Fast alle anwesenden Schützen hatten schon Enteki-Erfahrung – außer zweien. Aber auch andere nicht so erfahrene Kyodoka nahmen gerne an der Einführung in die Technik und den Wettkampfablauf durch Shigeyasu Kameo, den Kampfrichter, teil. Dann durften wir die ersten Schüsse ausführen. Ins Kai kommen, Tsumeai und Nerai ausführen, dann den Bogenarm heben indem man die Schulter aus der Horizontalen in eine zum Ziel hin himmelwärts gekippte Haltung bringt. Das Ziel verschwindet hinter der linken Hand. Ich fühle mich ziellos.

Erst wenn die richtige Position gefunden ist ins Nobiai gehen. Für mich mit meinen zwei Jahren Kyudoerfahrung eine Herausforderung. Durch die Änderung der Haltung ein zeitlich verlängertes Kai und kein Ziel in Sicht. Ich blicke in den Himmel – mein Pfeil sollte durch diese Haltung eine höhere parabelförmige Flugbahn nehmen damit sein Flug dadurch verlängert wird und er im mehr als doppelt so weit entfernten O-Mato auftrifft. Erst jetzt beginnt das Nobiai. Zum Himmel und zur Erde-nach schräg links oben und schräg rechts unten. Neu-ungewohnt. Schrittweise komme ich meinem Ziel näher. Nach acht Pfeilen habe ich tatsächlich zwei mal getroffen.

In der folgenden Pause durften wir uns am coronageeigneten Buffet erfrischen. Das Wetter könnte besser nicht sein. Sonne, ein laues Lüftchen, Spätsommerfeeling. Eine friedliche entspannte Stimmung hat diesen Wettkampf begleitet. Als mein Tatchi nach der Vergabe der Nummern feststeht haben wir uns schnell zusammengefunden und zwei Durchgänge gemeinsam geschossen. Ich durfte Omae sein und obwohl ich die anderen nicht sehen konnte hatte ich das Gefühl, dass wir ein gutes Team sind. Durch das gemeinsame Training konnten wir uns kennenlernen und wenn wir auch mit der Trefferquote teilweise vielleicht nicht zufrieden waren hatten wir doch als Team eine gute Basis.
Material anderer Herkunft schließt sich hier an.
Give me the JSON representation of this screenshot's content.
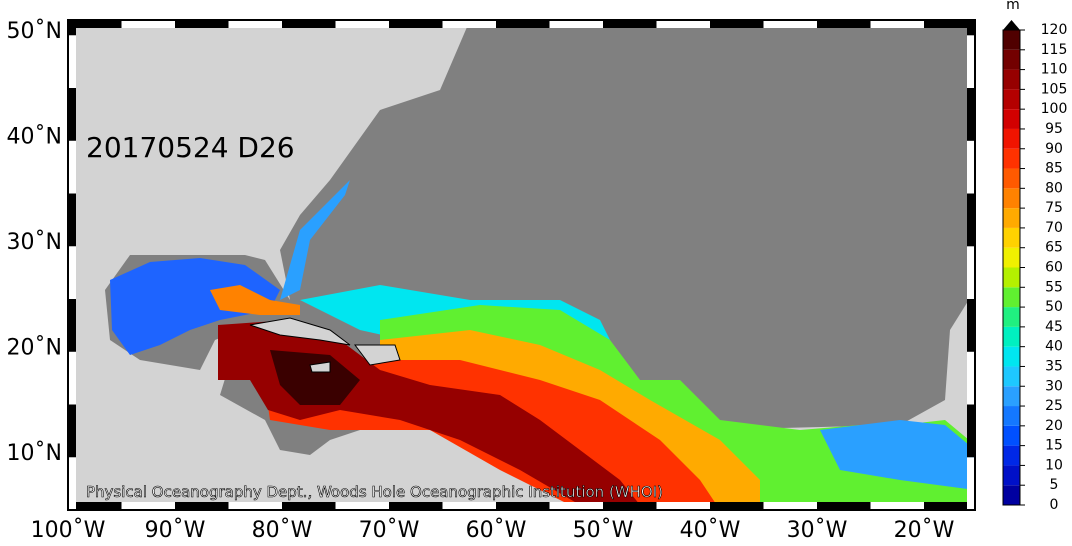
{
  "map": {
    "date_label": "20170524 D26",
    "credit": "Physical Oceanography Dept., Woods Hole Oceanographic Institution (WHOI)",
    "lat_labels": [
      "50˚N",
      "40˚N",
      "30˚N",
      "20˚N",
      "10˚N"
    ],
    "lon_labels": [
      "100˚W",
      "90˚W",
      "80˚W",
      "70˚W",
      "60˚W",
      "50˚W",
      "40˚W",
      "30˚W",
      "20˚W"
    ]
  },
  "colorbar": {
    "unit": "m",
    "ticks": [
      0,
      5,
      10,
      15,
      20,
      25,
      30,
      35,
      40,
      45,
      50,
      55,
      60,
      65,
      70,
      75,
      80,
      85,
      90,
      95,
      100,
      105,
      110,
      115,
      120
    ],
    "colors": [
      "#0000a0",
      "#0010c8",
      "#0028e6",
      "#0050ff",
      "#1478ff",
      "#2aa0ff",
      "#1ec8ff",
      "#00e6f0",
      "#00f0c0",
      "#20f080",
      "#60f030",
      "#b4f000",
      "#f0f000",
      "#ffd200",
      "#ffaa00",
      "#ff8200",
      "#ff5a00",
      "#ff3200",
      "#f01400",
      "#d20000",
      "#b40000",
      "#960000",
      "#730000",
      "#500000"
    ]
  }
}
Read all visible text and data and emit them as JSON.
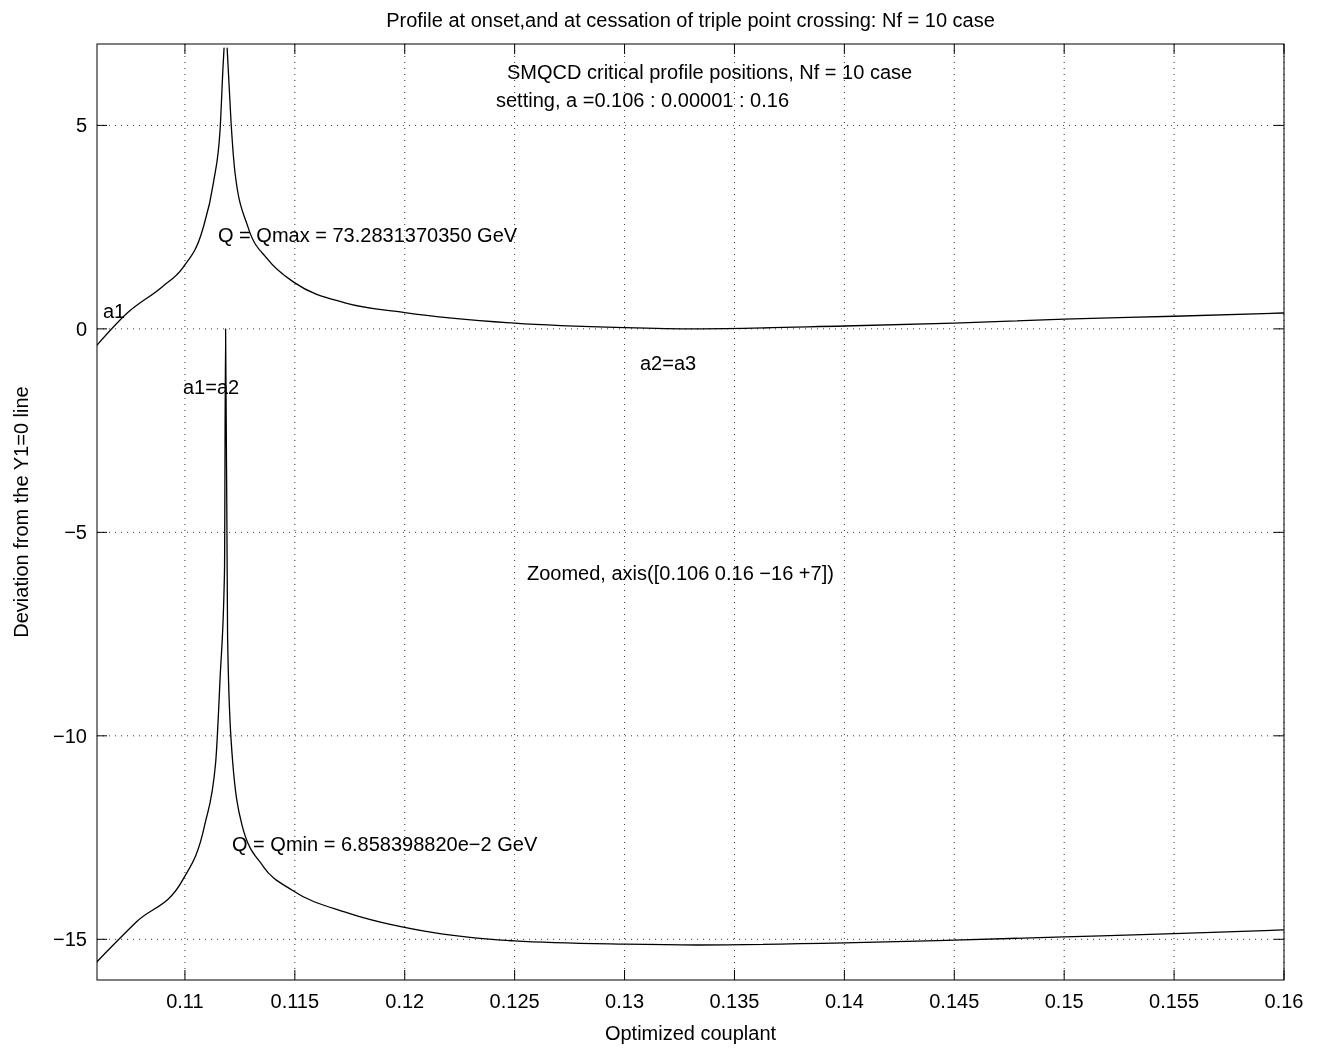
{
  "chart_data": {
    "type": "line",
    "title": "Profile at onset,and at cessation of triple point crossing: Nf = 10 case",
    "xlabel": "Optimized couplant",
    "ylabel": "Deviation from the Y1=0 line",
    "series": [
      {
        "color": "#000000",
        "x": [
          0.106,
          0.1074,
          0.10896,
          0.1099,
          0.1108,
          0.1113,
          0.1116,
          0.11173,
          0.11178,
          0.1118,
          0.11192,
          0.1121,
          0.11228,
          0.11287,
          0.11378,
          0.115,
          0.11728,
          0.12,
          0.125,
          0.13,
          0.1332,
          0.14,
          0.145,
          0.15,
          0.155,
          0.16
        ],
        "values": [
          -0.4,
          0.4,
          1.03,
          1.5,
          2.43,
          3.6,
          4.9,
          6.4,
          6.9,
          null,
          6.9,
          5.06,
          3.83,
          2.5,
          1.7,
          1.13,
          0.64,
          0.4,
          0.14,
          0.03,
          0,
          0.07,
          0.14,
          0.24,
          0.31,
          0.39
        ]
      },
      {
        "color": "#000000",
        "x": [
          0.106,
          0.1078,
          0.1099,
          0.1109,
          0.1114,
          0.1116,
          0.1118,
          0.11185,
          0.11194,
          0.1121,
          0.1126,
          0.11355,
          0.1149,
          0.1174,
          0.1209,
          0.125,
          0.13,
          0.1333,
          0.14,
          0.145,
          0.15,
          0.155,
          0.16
        ],
        "values": [
          -15.55,
          -14.57,
          -13.54,
          -12.19,
          -10.64,
          -8.58,
          -5.97,
          0,
          -7.54,
          -10.1,
          -12.2,
          -13.2,
          -13.8,
          -14.35,
          -14.8,
          -15.04,
          -15.12,
          -15.14,
          -15.09,
          -15.02,
          -14.94,
          -14.86,
          -14.77
        ]
      }
    ],
    "xlim": [
      0.106,
      0.16
    ],
    "xticks": [
      0.11,
      0.115,
      0.12,
      0.125,
      0.13,
      0.135,
      0.14,
      0.145,
      0.15,
      0.155,
      0.16
    ],
    "ylim": [
      -16,
      7
    ],
    "yticks": [
      {
        "value": -15,
        "label": "−15"
      },
      {
        "value": -10,
        "label": "−10"
      },
      {
        "value": -5,
        "label": "−5"
      },
      0,
      5
    ],
    "grid": true,
    "line_style": "solid",
    "marker": "none",
    "annotations": [
      "a1",
      "Q = Qmax = 73.2831370350 GeV",
      "a1=a2",
      "a2=a3",
      "Q = Qmin = 6.858398820e−2 GeV",
      "SMQCD critical profile positions, Nf = 10 case",
      "setting, a =0.106 : 0.00001 : 0.16",
      "Zoomed, axis([0.106 0.16 −16 +7])"
    ]
  }
}
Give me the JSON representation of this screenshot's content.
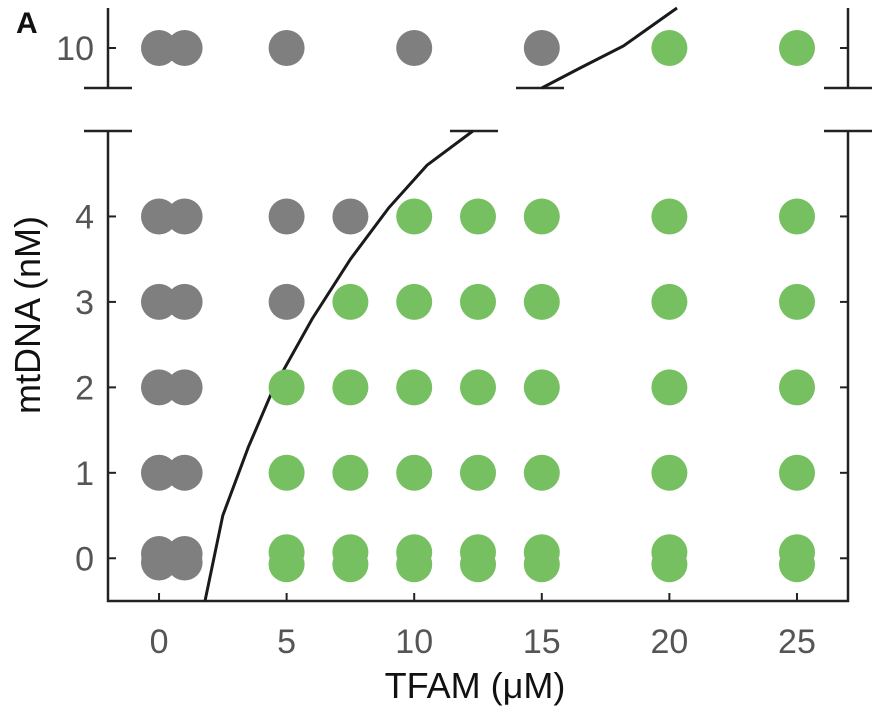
{
  "panel_label": "A",
  "chart_data": {
    "type": "scatter",
    "xlabel": "TFAM (μM)",
    "ylabel": "mtDNA (nM)",
    "xlim": [
      -2,
      27
    ],
    "x_ticks": [
      0,
      5,
      10,
      15,
      20,
      25
    ],
    "y_ticks": [
      0,
      1,
      2,
      3,
      4,
      10
    ],
    "y_axis_break": {
      "lower_range": [
        -0.5,
        5
      ],
      "upper_range": [
        9,
        11
      ]
    },
    "grid": false,
    "colors": {
      "gray": "#7f7f7f",
      "green": "#77c062",
      "curve": "#1a1a1a"
    },
    "series": [
      {
        "color": "gray",
        "points": [
          [
            0,
            10
          ],
          [
            1,
            10
          ],
          [
            5,
            10
          ],
          [
            10,
            10
          ],
          [
            15,
            10
          ],
          [
            0,
            4
          ],
          [
            1,
            4
          ],
          [
            5,
            4
          ],
          [
            7.5,
            4
          ],
          [
            0,
            3
          ],
          [
            1,
            3
          ],
          [
            5,
            3
          ],
          [
            0,
            2
          ],
          [
            1,
            2
          ],
          [
            0,
            1
          ],
          [
            1,
            1
          ],
          [
            0,
            0.05
          ],
          [
            1,
            0.05
          ],
          [
            0,
            -0.05
          ],
          [
            1,
            -0.05
          ]
        ]
      },
      {
        "color": "green",
        "points": [
          [
            20,
            10
          ],
          [
            25,
            10
          ],
          [
            10,
            4
          ],
          [
            12.5,
            4
          ],
          [
            15,
            4
          ],
          [
            20,
            4
          ],
          [
            25,
            4
          ],
          [
            7.5,
            3
          ],
          [
            10,
            3
          ],
          [
            12.5,
            3
          ],
          [
            15,
            3
          ],
          [
            20,
            3
          ],
          [
            25,
            3
          ],
          [
            5,
            2
          ],
          [
            7.5,
            2
          ],
          [
            10,
            2
          ],
          [
            12.5,
            2
          ],
          [
            15,
            2
          ],
          [
            20,
            2
          ],
          [
            25,
            2
          ],
          [
            5,
            1
          ],
          [
            7.5,
            1
          ],
          [
            10,
            1
          ],
          [
            12.5,
            1
          ],
          [
            15,
            1
          ],
          [
            20,
            1
          ],
          [
            25,
            1
          ],
          [
            5,
            0.07
          ],
          [
            7.5,
            0.07
          ],
          [
            10,
            0.07
          ],
          [
            12.5,
            0.07
          ],
          [
            15,
            0.07
          ],
          [
            20,
            0.07
          ],
          [
            25,
            0.07
          ],
          [
            5,
            -0.07
          ],
          [
            7.5,
            -0.07
          ],
          [
            10,
            -0.07
          ],
          [
            12.5,
            -0.07
          ],
          [
            15,
            -0.07
          ],
          [
            20,
            -0.07
          ],
          [
            25,
            -0.07
          ]
        ]
      }
    ],
    "boundary_curve": {
      "lower": [
        [
          1.8,
          -0.5
        ],
        [
          2.5,
          0.5
        ],
        [
          3.5,
          1.3
        ],
        [
          4.5,
          2.0
        ],
        [
          6,
          2.8
        ],
        [
          7.5,
          3.5
        ],
        [
          9,
          4.1
        ],
        [
          10.5,
          4.6
        ],
        [
          12.3,
          5.0
        ]
      ],
      "upper": [
        [
          15,
          9.0
        ],
        [
          16.5,
          9.5
        ],
        [
          18.2,
          10.05
        ],
        [
          20.3,
          11.0
        ]
      ]
    }
  }
}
Die zwei mal vier Wettkampfpfeile haben wir dann in guter Stimmung durchgezogen. Zu Beginn des Tages freute ich mich auf eine gemeinsame Zeit mit neuen Erfahrungen und netten Begegnungen. Dank der frischen Luft ein erster gemeinsamer Kyudo-Event seit langem. Über meinen kleinen Beitrag zur Gesamtwertung freue ich mich um so mehr. Mein erster Eintrag unter Erfolge im Kyodo-Pass ist ein 1. Platz beim Corona-Cup.

Unglaublich und doch wahr. Dank des Teams!

Kyodo in Waldniel e.V. hat mit (von links nach rechts) Joachim Meyer, Jonas Reich, Christoph Wallraffen, Dagmar Ninnemann, Sabine Kückemanns, Angie Reich und Shigeyasu Kameo an dem Wettkamp teilgenommen. Christoph Wallraffen belegte mit seinem Team den 2. Platz.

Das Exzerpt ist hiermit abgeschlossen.